USBF Newsletter Volume 2 - Issue 3
June, 2005

Volo Dominates at Aquatic Park Bocce Club
By Amacker Bullwinkle


Marco Cuneo and Benji Tosi play Volo at Aquatic Park, San Francisco, Ca.
Photo by Sarah Wolfram

SAN FRANCISCO --

Aquatic Park Bocce, located at the end of Beach Street, near San Francisco's Ghirardelli Square, boasts a volo-first approach when it comes to bocce. While most U.S. bocce clubs are steeped in the never game of Raffa, volo's brass balls dominate the court time here.

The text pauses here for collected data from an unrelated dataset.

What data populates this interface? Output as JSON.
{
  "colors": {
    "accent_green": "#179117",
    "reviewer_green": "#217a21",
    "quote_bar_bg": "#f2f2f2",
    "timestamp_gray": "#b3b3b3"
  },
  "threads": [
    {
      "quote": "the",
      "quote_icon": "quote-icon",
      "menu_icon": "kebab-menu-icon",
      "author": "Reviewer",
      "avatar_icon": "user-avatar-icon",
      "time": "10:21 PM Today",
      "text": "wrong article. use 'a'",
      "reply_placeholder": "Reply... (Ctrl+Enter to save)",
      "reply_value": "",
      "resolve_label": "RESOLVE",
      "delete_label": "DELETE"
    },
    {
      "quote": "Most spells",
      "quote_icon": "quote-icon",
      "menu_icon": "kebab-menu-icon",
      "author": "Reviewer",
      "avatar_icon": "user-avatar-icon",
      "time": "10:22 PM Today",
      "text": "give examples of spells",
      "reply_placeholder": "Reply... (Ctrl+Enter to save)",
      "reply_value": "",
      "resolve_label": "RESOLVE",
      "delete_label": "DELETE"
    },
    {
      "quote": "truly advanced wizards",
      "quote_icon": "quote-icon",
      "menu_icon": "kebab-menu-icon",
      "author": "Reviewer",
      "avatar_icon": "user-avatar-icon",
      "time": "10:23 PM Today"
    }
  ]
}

Aquatic Park was founded by Italian immigrants in the 1950's, and hosts a conglomerate of volo craftsman who can be found any afternoon at 1:15 p.m. tossing the first pallino down the clay and oyster shell courts. Recently club president, Marco Cuneo and vice president Benji Tosi, finished construction on the club's 3rd regulation sized volo court adjacent to the 2 covered courts. The volo courts have no sideboards and are carved into the ground to maintain their internationally regulated dimensions of 27.5 x 3 meters.

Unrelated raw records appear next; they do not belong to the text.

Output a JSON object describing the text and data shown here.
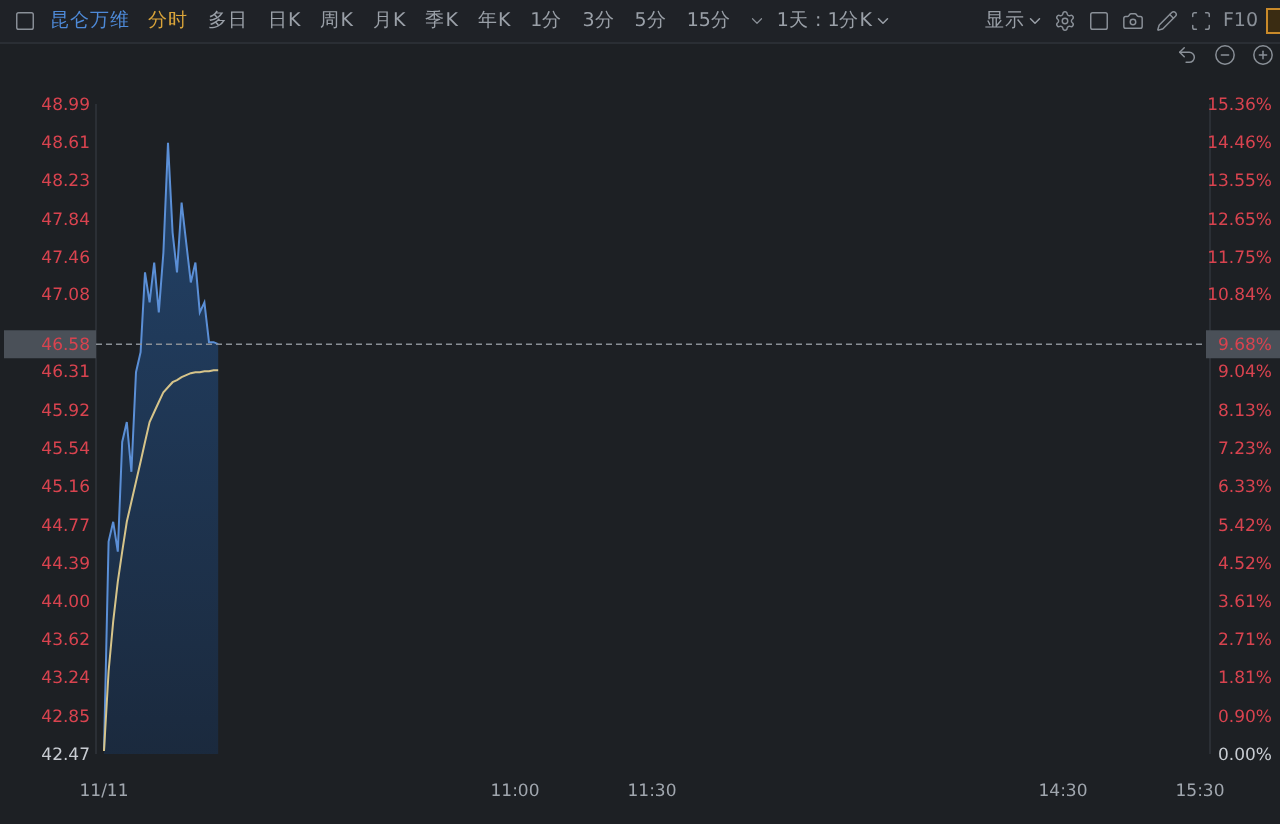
{
  "toolbar": {
    "stock_name": "昆仑万维",
    "tabs": [
      {
        "label": "分时",
        "selected": true
      },
      {
        "label": "多日",
        "selected": false
      },
      {
        "label": "日K",
        "selected": false
      },
      {
        "label": "周K",
        "selected": false
      },
      {
        "label": "月K",
        "selected": false
      },
      {
        "label": "季K",
        "selected": false
      },
      {
        "label": "年K",
        "selected": false
      },
      {
        "label": "1分",
        "selected": false
      },
      {
        "label": "3分",
        "selected": false
      },
      {
        "label": "5分",
        "selected": false
      },
      {
        "label": "15分",
        "selected": false
      }
    ],
    "period_select": "1天 : 1分K",
    "display_menu": "显示",
    "f10": "F10"
  },
  "chart": {
    "chart_data": {
      "type": "line",
      "categories": [
        "11/11",
        null,
        null,
        null,
        null,
        null,
        null,
        null,
        null,
        null,
        null,
        null,
        null,
        null,
        null,
        null,
        null,
        null,
        null,
        null,
        null,
        null,
        null,
        null,
        null,
        null,
        null,
        null,
        null,
        null,
        null,
        null,
        null,
        null,
        null,
        null,
        null,
        null,
        null,
        null,
        null,
        null,
        null,
        null,
        null,
        null,
        null,
        null,
        null,
        null,
        null,
        null,
        null,
        null,
        null,
        null,
        null,
        null,
        null,
        null,
        null,
        null,
        null,
        null,
        null,
        null,
        null,
        null,
        null,
        null,
        null,
        null,
        null,
        null,
        null,
        null,
        null,
        null,
        null,
        null,
        null,
        null,
        null,
        null,
        null,
        null,
        null,
        null,
        null,
        null,
        "11:00",
        null,
        null,
        null,
        null,
        null,
        null,
        null,
        null,
        null,
        null,
        null,
        null,
        null,
        null,
        null,
        null,
        null,
        null,
        null,
        null,
        null,
        null,
        null,
        null,
        null,
        null,
        null,
        null,
        null,
        "11:30",
        null,
        null,
        null,
        null,
        null,
        null,
        null,
        null,
        null,
        null,
        null,
        null,
        null,
        null,
        null,
        null,
        null,
        null,
        null,
        null,
        null,
        null,
        null,
        null,
        null,
        null,
        null,
        null,
        null,
        null,
        null,
        null,
        null,
        null,
        null,
        null,
        null,
        null,
        null,
        null,
        null,
        null,
        null,
        null,
        null,
        null,
        null,
        null,
        null,
        null,
        null,
        null,
        null,
        null,
        null,
        null,
        null,
        null,
        null,
        null,
        null,
        null,
        null,
        null,
        null,
        null,
        null,
        null,
        null,
        null,
        null,
        null,
        null,
        null,
        null,
        null,
        null,
        null,
        null,
        null,
        null,
        null,
        null,
        null,
        null,
        null,
        null,
        null,
        null,
        "14:30",
        null,
        null,
        null,
        null,
        null,
        null,
        null,
        null,
        null,
        null,
        null,
        null,
        null,
        null,
        null,
        null,
        null,
        null,
        null,
        null,
        null,
        null,
        null,
        null,
        null,
        null,
        null,
        null,
        null,
        "15:30"
      ],
      "series": [
        {
          "color": "#5b8fd6",
          "values": [
            42.5,
            44.6,
            44.8,
            44.5,
            45.6,
            45.8,
            45.3,
            46.3,
            46.5,
            47.3,
            47.0,
            47.4,
            46.9,
            47.5,
            48.6,
            47.7,
            47.3,
            48.0,
            47.6,
            47.2,
            47.4,
            46.9,
            47.0,
            46.6,
            46.6,
            46.58,
            null,
            null,
            null,
            null,
            null,
            null,
            null,
            null,
            null,
            null,
            null,
            null,
            null,
            null,
            null,
            null,
            null,
            null,
            null,
            null,
            null,
            null,
            null,
            null,
            null,
            null,
            null,
            null,
            null,
            null,
            null,
            null,
            null,
            null,
            null,
            null,
            null,
            null,
            null,
            null,
            null,
            null,
            null,
            null,
            null,
            null,
            null,
            null,
            null,
            null,
            null,
            null,
            null,
            null,
            null,
            null,
            null,
            null,
            null,
            null,
            null,
            null,
            null,
            null,
            null,
            null,
            null,
            null,
            null,
            null,
            null,
            null,
            null,
            null,
            null,
            null,
            null,
            null,
            null,
            null,
            null,
            null,
            null,
            null,
            null,
            null,
            null,
            null,
            null,
            null,
            null,
            null,
            null,
            null,
            null,
            null,
            null,
            null,
            null,
            null,
            null,
            null,
            null,
            null,
            null,
            null,
            null,
            null,
            null,
            null,
            null,
            null,
            null,
            null,
            null,
            null,
            null,
            null,
            null,
            null,
            null,
            null,
            null,
            null,
            null,
            null,
            null,
            null,
            null,
            null,
            null,
            null,
            null,
            null,
            null,
            null,
            null,
            null,
            null,
            null,
            null,
            null,
            null,
            null,
            null,
            null,
            null,
            null,
            null,
            null,
            null,
            null,
            null,
            null,
            null,
            null,
            null,
            null,
            null,
            null,
            null,
            null,
            null,
            null,
            null,
            null,
            null,
            null,
            null,
            null,
            null,
            null,
            null,
            null,
            null,
            null,
            null,
            null,
            null,
            null,
            null,
            null,
            null,
            null,
            null,
            null,
            null,
            null,
            null,
            null,
            null,
            null,
            null,
            null,
            null,
            null,
            null,
            null,
            null,
            null,
            null,
            null,
            null,
            null,
            null,
            null,
            null,
            null,
            null,
            null,
            null,
            null,
            null,
            null,
            null
          ]
        },
        {
          "color": "#d6c48a",
          "values": [
            42.5,
            43.3,
            43.8,
            44.2,
            44.5,
            44.8,
            45.0,
            45.2,
            45.4,
            45.6,
            45.8,
            45.9,
            46.0,
            46.1,
            46.15,
            46.2,
            46.22,
            46.25,
            46.27,
            46.29,
            46.3,
            46.3,
            46.31,
            46.31,
            46.32,
            46.32,
            null,
            null,
            null,
            null,
            null,
            null,
            null,
            null,
            null,
            null,
            null,
            null,
            null,
            null,
            null,
            null,
            null,
            null,
            null,
            null,
            null,
            null,
            null,
            null,
            null,
            null,
            null,
            null,
            null,
            null,
            null,
            null,
            null,
            null,
            null,
            null,
            null,
            null,
            null,
            null,
            null,
            null,
            null,
            null,
            null,
            null,
            null,
            null,
            null,
            null,
            null,
            null,
            null,
            null,
            null,
            null,
            null,
            null,
            null,
            null,
            null,
            null,
            null,
            null,
            null,
            null,
            null,
            null,
            null,
            null,
            null,
            null,
            null,
            null,
            null,
            null,
            null,
            null,
            null,
            null,
            null,
            null,
            null,
            null,
            null,
            null,
            null,
            null,
            null,
            null,
            null,
            null,
            null,
            null,
            null,
            null,
            null,
            null,
            null,
            null,
            null,
            null,
            null,
            null,
            null,
            null,
            null,
            null,
            null,
            null,
            null,
            null,
            null,
            null,
            null,
            null,
            null,
            null,
            null,
            null,
            null,
            null,
            null,
            null,
            null,
            null,
            null,
            null,
            null,
            null,
            null,
            null,
            null,
            null,
            null,
            null,
            null,
            null,
            null,
            null,
            null,
            null,
            null,
            null,
            null,
            null,
            null,
            null,
            null,
            null,
            null,
            null,
            null,
            null,
            null,
            null,
            null,
            null,
            null,
            null,
            null,
            null,
            null,
            null,
            null,
            null,
            null,
            null,
            null,
            null,
            null,
            null,
            null,
            null,
            null,
            null,
            null,
            null,
            null,
            null,
            null,
            null,
            null,
            null,
            null,
            null,
            null,
            null,
            null,
            null,
            null,
            null,
            null,
            null,
            null,
            null,
            null,
            null,
            null,
            null,
            null,
            null,
            null,
            null,
            null,
            null,
            null,
            null,
            null,
            null,
            null,
            null,
            null,
            null,
            null
          ]
        }
      ],
      "ylim": [
        42.47,
        48.99
      ],
      "yticks": [
        {
          "value": 48.99,
          "label": "48.99"
        },
        {
          "value": 48.61,
          "label": "48.61"
        },
        {
          "value": 48.23,
          "label": "48.23"
        },
        {
          "value": 47.84,
          "label": "47.84"
        },
        {
          "value": 47.46,
          "label": "47.46"
        },
        {
          "value": 47.08,
          "label": "47.08"
        },
        {
          "value": 46.31,
          "label": "46.31"
        },
        {
          "value": 45.92,
          "label": "45.92"
        },
        {
          "value": 45.54,
          "label": "45.54"
        },
        {
          "value": 45.16,
          "label": "45.16"
        },
        {
          "value": 44.77,
          "label": "44.77"
        },
        {
          "value": 44.39,
          "label": "44.39"
        },
        {
          "value": 44.0,
          "label": "44.00"
        },
        {
          "value": 43.62,
          "label": "43.62"
        },
        {
          "value": 43.24,
          "label": "43.24"
        },
        {
          "value": 42.85,
          "label": "42.85"
        },
        {
          "value": 42.47,
          "label": "42.47"
        }
      ],
      "ref_lines": [
        {
          "axis": "y",
          "value": 46.58,
          "label": "46.58"
        }
      ]
    },
    "percent_axis": [
      "15.36%",
      "14.46%",
      "13.55%",
      "12.65%",
      "11.75%",
      "10.84%",
      "9.04%",
      "8.13%",
      "7.23%",
      "6.33%",
      "5.42%",
      "4.52%",
      "3.61%",
      "2.71%",
      "1.81%",
      "0.90%",
      "0.00%"
    ],
    "crosshair_percent": "9.68%"
  }
}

Cuneo and Tosi are proud to practice their competition skills in the games of combination, precision shooting, and speed shooting, necessary as they defend their positions as members of the U.S. Bocce team in Michigan in June, and then, if their training regimen pays off, on to the World Championship in Torino, Italy in September. They consider it an honor to carry on the tradition set by past Aquatic Park members Atillio Asti, Charlie Guaraglia, and Juanito Cuneo; who were all U.S. Team members. Juuanito Cuneo, Marco's father, currently honored on the USBF Wall of Honor, is considered by many to be the greatest U.S. volo player to date.

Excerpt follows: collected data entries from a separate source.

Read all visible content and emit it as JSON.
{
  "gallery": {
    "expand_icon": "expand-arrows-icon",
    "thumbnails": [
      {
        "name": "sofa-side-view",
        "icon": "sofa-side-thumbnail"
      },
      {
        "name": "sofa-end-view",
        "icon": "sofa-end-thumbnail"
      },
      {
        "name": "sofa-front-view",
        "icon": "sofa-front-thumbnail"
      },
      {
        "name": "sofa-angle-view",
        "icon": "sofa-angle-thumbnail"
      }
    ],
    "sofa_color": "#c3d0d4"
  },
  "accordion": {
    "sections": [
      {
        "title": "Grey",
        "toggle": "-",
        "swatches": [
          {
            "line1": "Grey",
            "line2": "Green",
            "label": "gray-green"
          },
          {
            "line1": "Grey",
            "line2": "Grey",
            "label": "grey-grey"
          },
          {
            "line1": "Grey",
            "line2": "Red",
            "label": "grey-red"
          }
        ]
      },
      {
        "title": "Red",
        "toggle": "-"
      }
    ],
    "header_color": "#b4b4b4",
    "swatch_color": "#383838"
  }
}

The thunderous crack of brass balls striking lure handfuls of the thousands of tourists who walk by the Aquatic Park Bocce club daily as they stroll between the Wharf and Marina; historic Alcatraz island and the Golden Gate Bridge bookending a gloriously picturesque SF Bay backdrop. While some are content to watch what they can little guess is a showcase of world class bocce, others may never know that their first volo lesson was given by Cuneo, who ranked 5th in Singles at the last Volo World Championship in Nice, France; a position unrivaled by even Cuneo's late father.